Working with AWS Batch works roughly like this:
Compute Environments > Job Queues ⊥ Job Definitions > Jobs
Meaning compute environments and job queues are configured independently of job definitions and jobs — though if you're going to create a job, you're going to need a job definition, and if you're going to create a job queue, it's going to need a compute environment to run within.
Job Definitions define the parameters for individual jobs (where the "batch" in AWS Batch generally consists of multiple jobs). It's here you specify the docker image that will be run for each job, each job's vCPU and memory requirements, ulimits, parameters/environment variables, and the actual command that the image should run (same idea as CMD in a dockerfile — in fact, this overrides any CMD which might have been specified when the image was built). If our job command takes parameters, it looks like this:
python down_sample_re_count.py Ref::input Ref::output
There are options to specify volumes here, but I managed my volumes when configuring the compute environment instead.
Jobs are generally submitted via the CLI (aws batch submit-job …
) rather than the web UI, since we often want to submit dozens of jobs at once. (Job definitions, job queues, and compute environments are typically one-off things that can be configured within the web UI and left alone afterwards). The only parameters specified when submitting a job are usually a name, job definition, job queue and what our job accepts as input, since the job definition takes care of all the execution details — though job definition parameters can be overridden when submitting individual jobs if necessary.
Submitting a job when our command is as above in the Job Definitions section might look like this:
submit-job --job-name "bigBam" --job-queue "rnaseq" --job-definition test:6 --parameters input=syn8540852,output=syn11614902
Setting up a proper compute environment is when things get tricky. Compute environment type (managed), service role, and instance role will work out of the box if left to their defaults. It's usually uncessary to modify the minimum, desired, and maximum vCPU settings when working in a managed compute environment. (AWS will scale these things for us when it sees jobs waiting to be run).
Since AWS Batch is a collaborative effort between itself, AWS Elastic Container Service, and AWS EC2 (et al.), we have to keep in mind some default constraints imposed by these services when submitting Batch jobs. Oftentimes getting around these limits means running commands on the host instance or modifying the hardware of the host instance before any "Batch" stuff can occur. So I will assume that you will be creating your own custom AMI so that we can modify some of the more inconvenient default limits imposed by AWS and bake these new settings into the AMI that all of our jobs will run on.
The recommended base AMI to use when creating your custom AMI is here.
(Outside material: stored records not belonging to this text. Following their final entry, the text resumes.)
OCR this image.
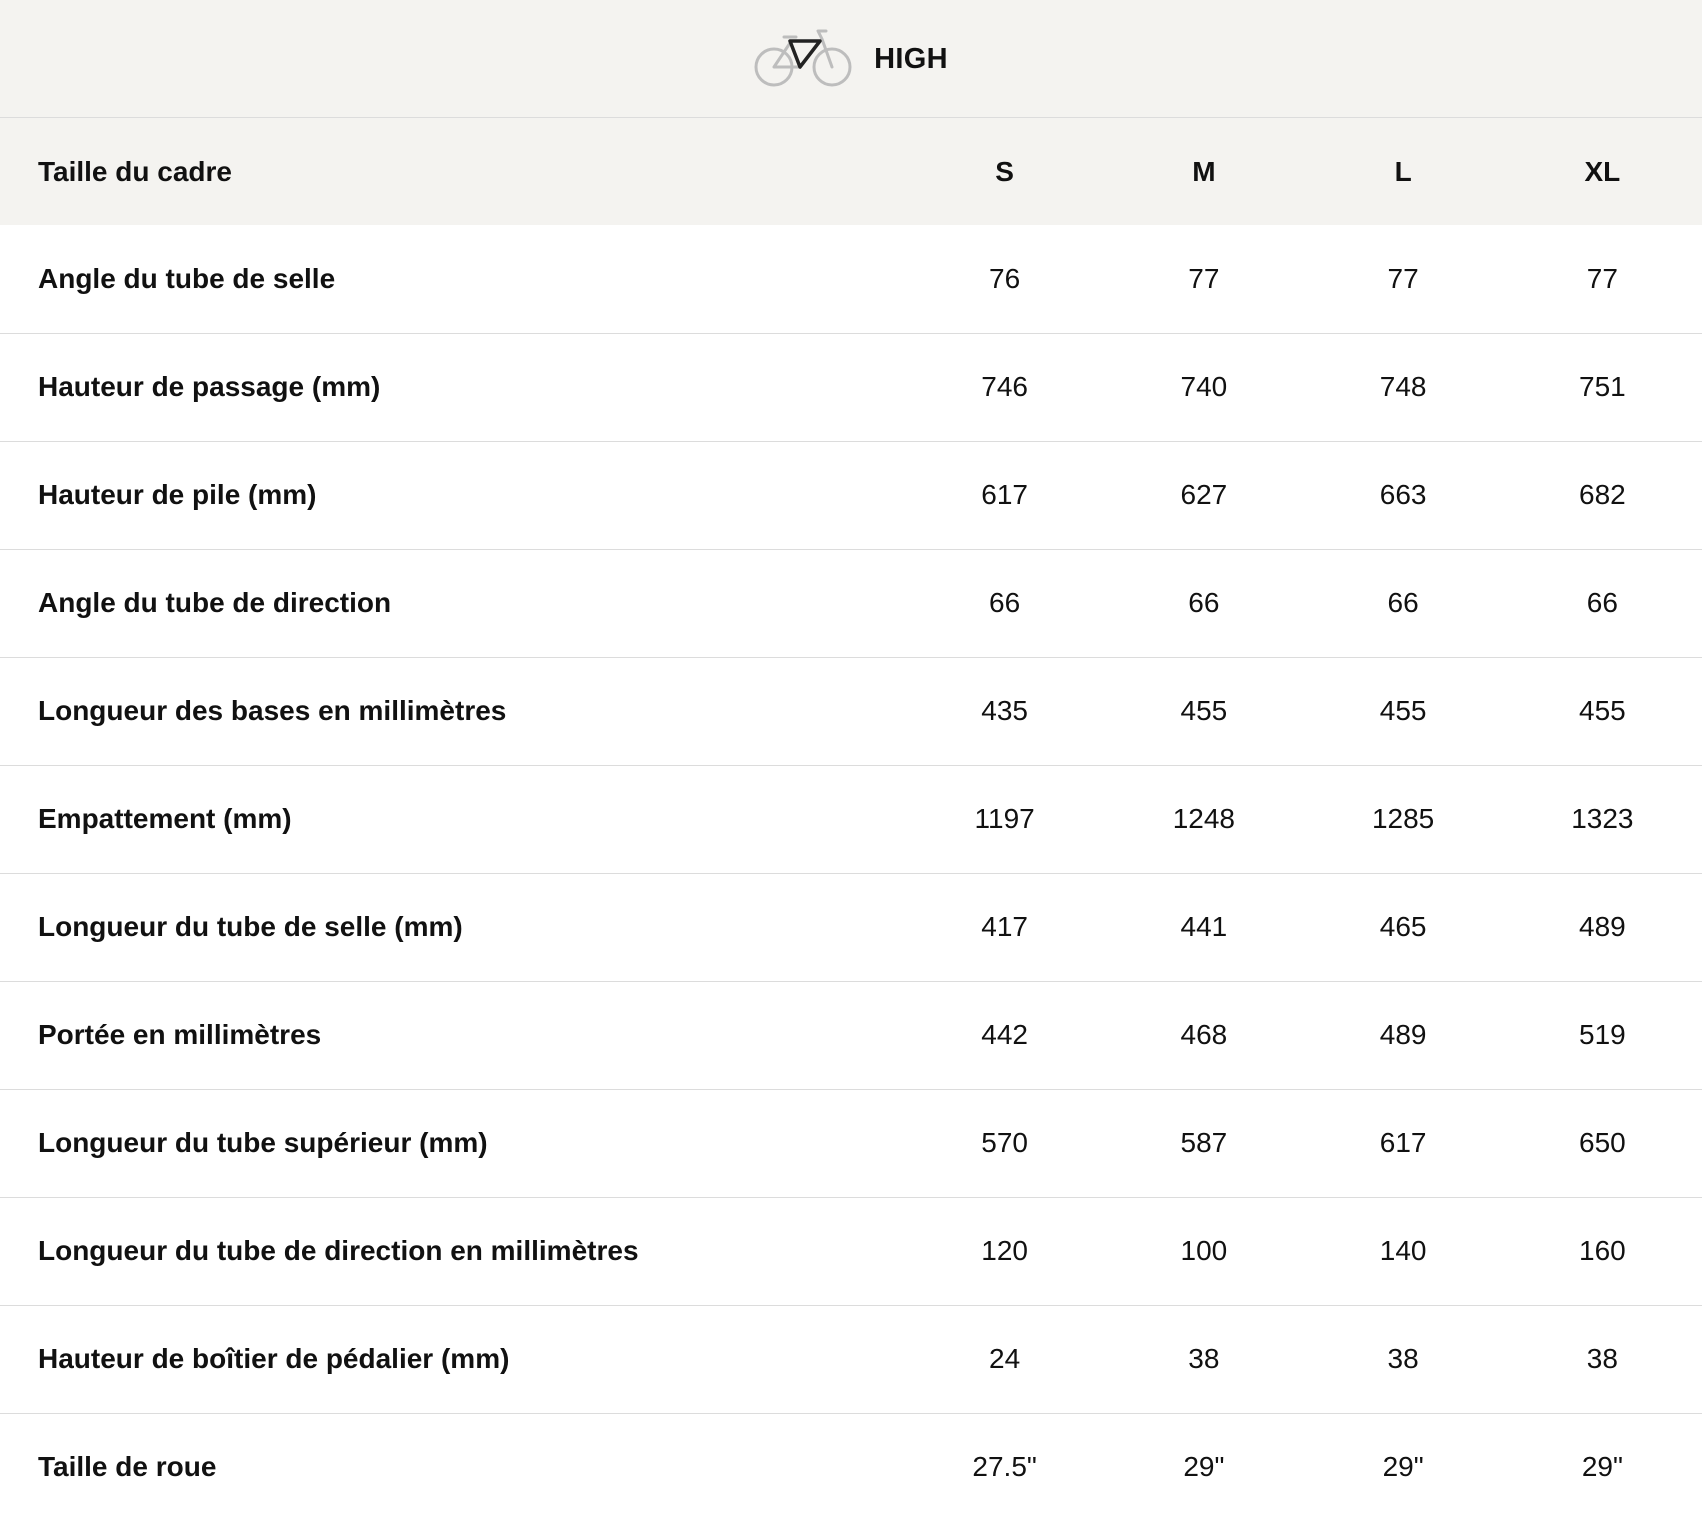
HIGH
Taille du cadre	S	M	L	XL
Angle du tube de selle	76	77	77	77
Hauteur de passage (mm)	746	740	748	751
Hauteur de pile (mm)	617	627	663	682
Angle du tube de direction	66	66	66	66
Longueur des bases en millimètres	435	455	455	455
Empattement (mm)	1197	1248	1285	1323
Longueur du tube de selle (mm)	417	441	465	489
Portée en millimètres	442	468	489	519
Longueur du tube supérieur (mm)	570	587	617	650
Longueur du tube de direction en millimètres	120	100	140	160
Hauteur de boîtier de pédalier (mm)	24	38	38	38
Taille de roue	27.5"	29"	29"	29"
Of course, you will first want to sudo yum -y update
A "gotcha" to look out for is where Docker stores its volumes. By default, volumes are stored to the Root volume (/dev/xvda
), which defaults to 8GB in size. You might need to increase the size here when launching the instance your custom AMI will be created upon. Images and containers are stored on /dev/xvdcz
. A default 22GB /dev/xvdcz
is mounted when using one of the recommended base AMIs above.
Docker container volumes are automatically constrained by ECS to be 10GB in size, which is not very helpful when we are working with 20GB RNAseq data. Instructions for increasing the limit are here, though I had difficulty getting the cloud-boothook command to work and found it easier to manually edit /etc/sysconfig/docker
and add dm.basesize=50G
(or however much storage you need for each container) to the --storage-opt
flag.
Detailed ECS Docker storage information is here.
ECS has some other parameters set in /etc/ecs/ecs.config
to be aware of (list here). The ones I found relevent were ECS_ENGINE_TASK_CLEANUP_WAIT_DURATION
which defaults to only cleaning up containers once every three hours, ECS_IMAGE_CLEANUP_INTERVAL
default 30 minutes, ECS_IMAGE_MINIMUM_CLEANUP_AGE
default one hour, and ECS_NUM_IMAGES_DELETE_PER_CYCLE
default 5.
Once you have configured your instance, don't forget to kill the ecs agent.
sudo stop ecs
sudo rm -rf /var/lib/ecs/data/ecs_agent_data.json
The documents for creating a custom AMI for use with Batch are here.
This article was very relevant to the specific task I had to use Batch for. It's written in four parts, but I've linked to the specific part that involves Batch.
Once we've done all that, we can finally check the box "Enable user-specified AMI ID" within the AWS Batch web UI when creating our compute environment and pass it the ID of our custom AMI.
There is nothing special to do with VPC or security groups before clicking "Create".
After all that hard work, it's nice that we now get to do something easy. Job queues just need a name, priority (relative to other job queues), and a compute environment.